By Olle Lawson
“The Coandă Effect is the tendency of a stream of liquid – or air – to stay attached to a convex surface . The jet keeps the object some distance from the exhaust and gravity prevents it from being blown away.
Recorded live at the Sultan Room, Brooklyn, last autumn altoist Tim Berne offers us a complex duo slab of evolving sound, with an astounding contribution from drummer Nasheet Waits.
The album is spilt into two pieces of uneven length, the first – ‘Tensile’ – clocks in at a cool 39 minutes. I’d envisioned a slow building progression over a track of such duration but Berne is up to 10. within three mins of the opening note; blowing with sustained intense poise, but never empty abandonment. Floor toms cascade into flowing propulsive momentum, Waits lays forth a condensed textural palette – like the concept was to drum out the deeper tones of the kit. Tolling out and prodding the evolving base rhythm.

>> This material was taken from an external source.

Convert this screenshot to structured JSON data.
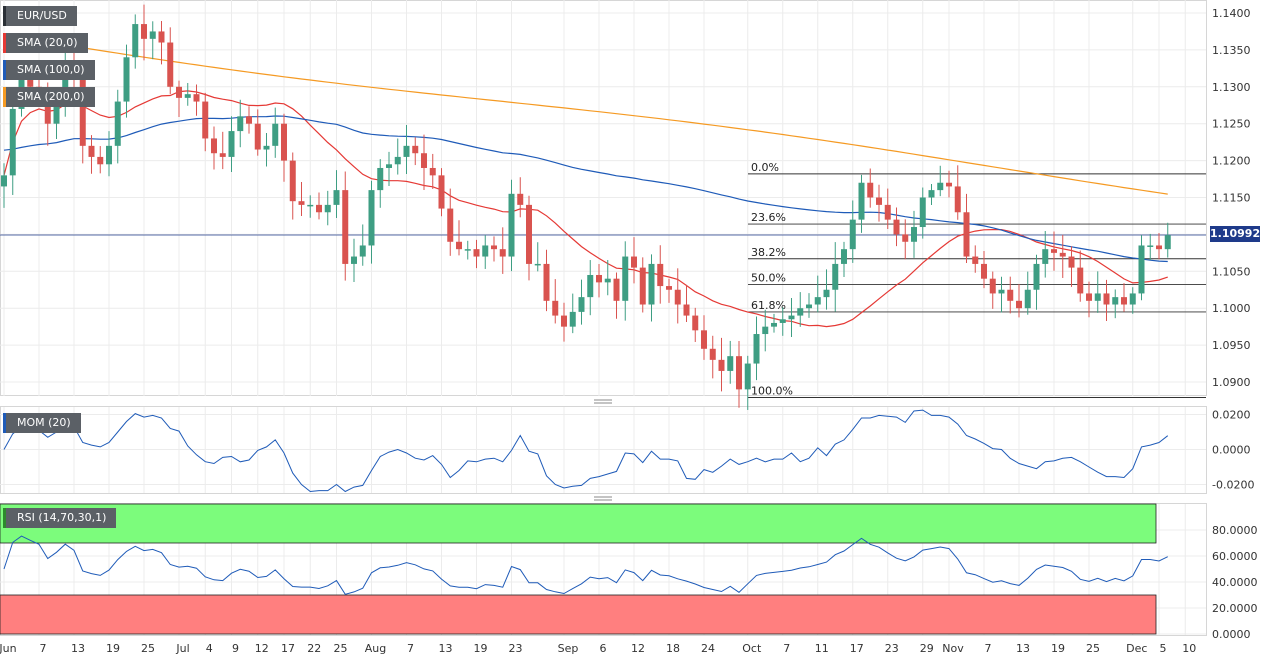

As in his epic performance on Rob Brown’s live album Unknown Skies (a bass-less trio) Waits plays with particular intelligence to cover the full tonal sound space, with emphasis on the kick drum and floor toms creating huge rolling presence. He deploys a lot of ‘Africa’ in his mode of playing in the first tom-heavy ‘solo’ – with a deep break that could be channelled direct for Ghana, or perhaps Nigeria. This is Waits in his Tamarindo-style of playing – but at faster tempo, matching Berne’s burn. Flowing. Pushing in flow.
As the saxophonist advances and expands into the half-way mark of ‘Tensile’ he plays with increasing conceptual repetitions and urban calculation, before slowing into a solo space – searching and questioning the emotional edges of some oblique city environment, yet here with more spontaneous urgency than his recent ECM work.
A second drum space works up a deep, revolving build and reaches an evocation of feeling through cymbals. The drum level perfectly balanced in the mix, the live recording mastered by David Torn.
As ‘Tensile’ enters its last passage, intense angled spirals of alto sear into the apex of the piece, circling into one another before settling into a perfect descent. With the duo appearing surprised that they have been creating at such a level for nearly forty minutes.
In its mere ten minutes, second track ‘5see’ unfolds amongst skitterish brushwork and a more abstract tonal tract before the drumming unrolls into itself until it sounds like it’s being played backwards. Berne tightens into a circular snake-horn call with Roscoe Mitchell Chant-like revolutions; cells of notes repeated over and over, introducing minute variations of enduring hypnotic spirals right into its pin-point resolution.
A wonderful set – and recording – capturing in its most concentrated form a duo of unique power and intent: overflowing with intricate ideas.
Recommended – at volume – from a balcony, or through headphones – out walking the deserted city.
1 comments:
Excellent album, very nice review. I've always been a fan of both musicians. Well done, Olle.